Убырлы кеше. Сергей Жоголь
Что ещё за демон?
– Страшен тот демон, вижу, как злоба в нём закипает. Обратится он в зверя, много беды от него случится. Не будет пощады никому.
– Ничего не понимаю, говори яснее! – Настасья топнула ножкой.
Мишаня захныкал, его глаза закатились.
– Глянь же! Неужто сама не видишь? – Он тыкал пальцем в разные стороны, точно что-то ужасное окружало его со всех сторон. – Вон же он! Злоба лютая в нём закипает. Обратился он в зверя. Много беды от него случится. Не будет пощады никому. – Мишаня захныкал, его глаза закатились. – Ой! Что же это? Что ж такое деется? Дерёт демон тела людские острыми когтями, точно лютый зверь. А крови-то, крови кругом! К-к-кровь! У-у-у! – Неказистый вещатель завыл так, что даже его убогие соседи отшатнулись.
– Вот бесова душонка, весь народ нам распугает! – ворчливо произнёс старик.
Мишаня скрючился калачом, внезапно перестал трястись и поднялся. Он снова сел на свою рогожку, обратил взор к небу и стал стряхивать с себя теперь уже настоящие крошки от баранок. Настасья в отчаянии прокричала:
– И это всё? Не то я спросить у тебя хотела! Ты мне про главное, про царя поведай! Скажи: быть мне женой царёвой иль нет?
– Кровь… кровь… – снова заверещал юродивый. – Кровь царёва первой прольётся, оттого все беды сдеются!
Видя, что Мишаня замолчал, Настасья поспешно достала из авоськи леденец и сунула его в руку убогому. Мишаня тут же принялся его лизать. Он при этом урчал, как дикий зверёк, на что колченогий старик неодобрительно фыркнул:
– Зря ты ему сладкое дала.
– Чего ж так-то? – спросила Настасья.
– Теперь больше ничего не скажет, пока весь не излижет. Но ты евоному пророчеству верь. Мишаня наш, хоть и с виду дурень, никогда не ошибается. Вон давеча бабе одной кудлатой вещал – говорил, что петух красный всех еёных кур покроет. Так у её опосля того хлев сгорел.

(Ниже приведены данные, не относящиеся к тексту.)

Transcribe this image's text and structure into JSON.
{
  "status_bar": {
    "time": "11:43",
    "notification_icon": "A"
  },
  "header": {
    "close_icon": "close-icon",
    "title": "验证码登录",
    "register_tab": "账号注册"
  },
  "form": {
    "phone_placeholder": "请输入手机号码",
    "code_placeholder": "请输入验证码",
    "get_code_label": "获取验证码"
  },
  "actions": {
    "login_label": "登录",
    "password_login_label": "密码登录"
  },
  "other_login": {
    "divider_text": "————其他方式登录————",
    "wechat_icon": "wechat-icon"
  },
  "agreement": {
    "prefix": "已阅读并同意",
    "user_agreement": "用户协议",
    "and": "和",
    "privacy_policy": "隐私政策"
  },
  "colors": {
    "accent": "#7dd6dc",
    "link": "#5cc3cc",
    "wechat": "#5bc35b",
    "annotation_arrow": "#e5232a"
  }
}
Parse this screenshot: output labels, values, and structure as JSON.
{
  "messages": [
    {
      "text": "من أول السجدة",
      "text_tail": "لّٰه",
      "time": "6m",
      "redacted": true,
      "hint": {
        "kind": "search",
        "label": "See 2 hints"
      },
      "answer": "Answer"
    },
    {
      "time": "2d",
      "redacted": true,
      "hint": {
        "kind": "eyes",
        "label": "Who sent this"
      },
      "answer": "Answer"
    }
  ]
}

– Ладно, подожду, когда съест леденец, и ещё поспрашиваю.
Старик вдруг приосанился и хмыкнул в кулак:
– Глянь-ка, девица, на тех двоих – уж не по твою ли душу?
Настасья обернулась. Прямо за её спиной стояли Егор и Лукьян. Оба без шапок, от голов пар валит, хмурые и раскрасневшиеся. Настасья невольно отступила.
– Зачем же ты с нами так? – затараторил Лукьян. – Хворой прикинулась, а сама со двора! Батюшка твой, Настасья Тихоновна, на нас с Егоркой за то дюже гневится, совсем осерчал, грозился розгами высечь.
– Сам же знаешь: батюшка гневлив, но отходчив, – усмехнулась Настасья.
– Отходчив он иль нет, мы про то вскоре прознаем, – поддержал сотоварища Егор, – а теперича пошли, матушка, не заставляй нас грех на душу брать – не хотелось бы тебя силком до дому тащить.
– Силком? Меня? – вспылила Настасья.
– Так князь велел.
Настасья обернулась и посмотрела на Мишаню. Тот снова стал прежним – убогим и безучастным. Страх его, видимо, прошёл – он снова пялился в небо и неспешно сосал свой леденец.